Small but perfectly formed – twelve things to do with alpine strawberries aka fraises des bois
Like quails’ eggs, the whole raison d’étre of the alpine strawberry is its size. As regular readers will know, the Saucy Dressings blog has a firm Life Is Too Short philosophy at its foundation. There seems little point to picking heaps of tiny strawberries, just to morph them into jam. You need to do things with them where their smallness can be appreciated – and this will normally mean some kind of garnish.
And because they a brilliant scarlet colour they are doubly perfect for garnish – I can’t see the allure of the white, colourless variety – a strawberry should be red for heaven’s sake!
The season for alpine strawberries is May to August.
Here is a list of twelve things to do with alpine strawberries:
- In fresh or frozen peas, lightly boiled, with mint and peppery olive oil – a sort of culinary pun
- Another pun – in a salad of fagioli beans, chopped green pepper and spring onions
- To strew over muesli or porridge
- With hazlenuts on salads
- With hazlenuts on crumbles
- As a garnish for roasted duck breasts
- On ice cream, crumbled with amaretti biscuits
- Or on frozen lemon yoghurt, crumbled with amaretti biscuits
- On fairy cakes
- With fromage frais
- Dropped into vodka or champagne cocktails
- Cover the bottom of each ramekin of crème brulée
“Do you remember that kind and beautiful girl in Grimm’s fairy tales, who is driven out by her stepmother to find strawberries in the snow? How she comes to the dwarves’ house and shares her crust of bread with them?

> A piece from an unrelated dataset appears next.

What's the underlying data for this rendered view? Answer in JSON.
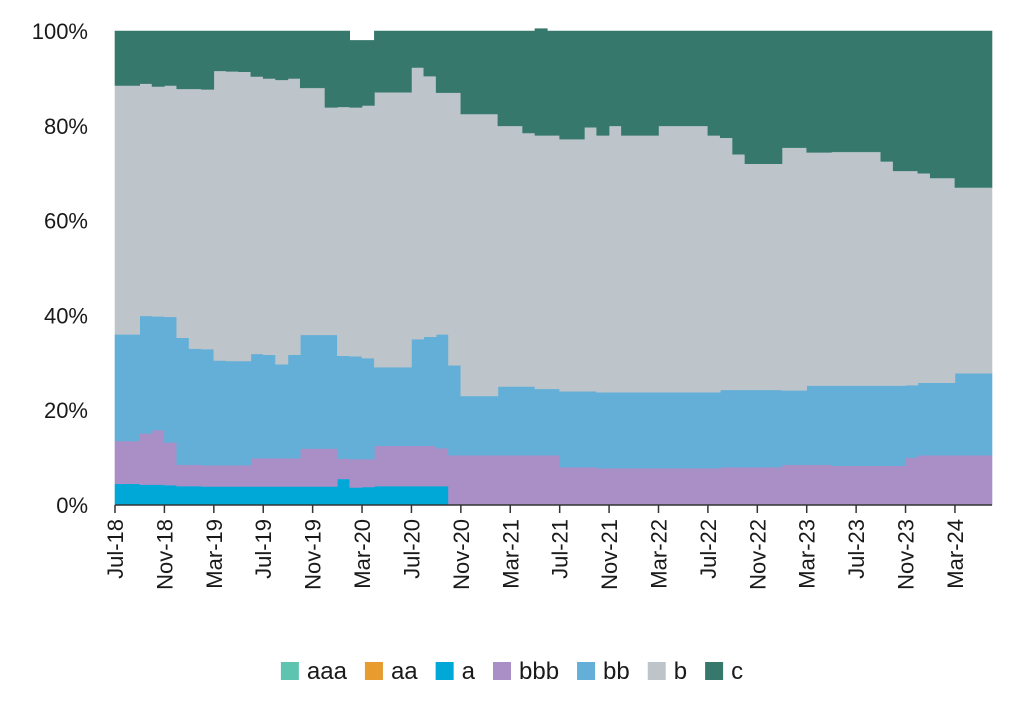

And how, as she sweeps the snow aside with their broom, she finds growing there – strawberries? That vivid image of delight, of fruit and snow against forest darkness, is never forgotten. It’s our northern winter longing for summer, a joy of the mind. And yet, in the sudden snow of winter a couple of years ago, I went to sweep our doorway – and found strawberries.”
Jane Grigson’s Fruit Book
There’s something very fairy tale about fraises des bois (strawberries of the woods). Listen to Stephen Sondheim’s Into The Woods while you experiment.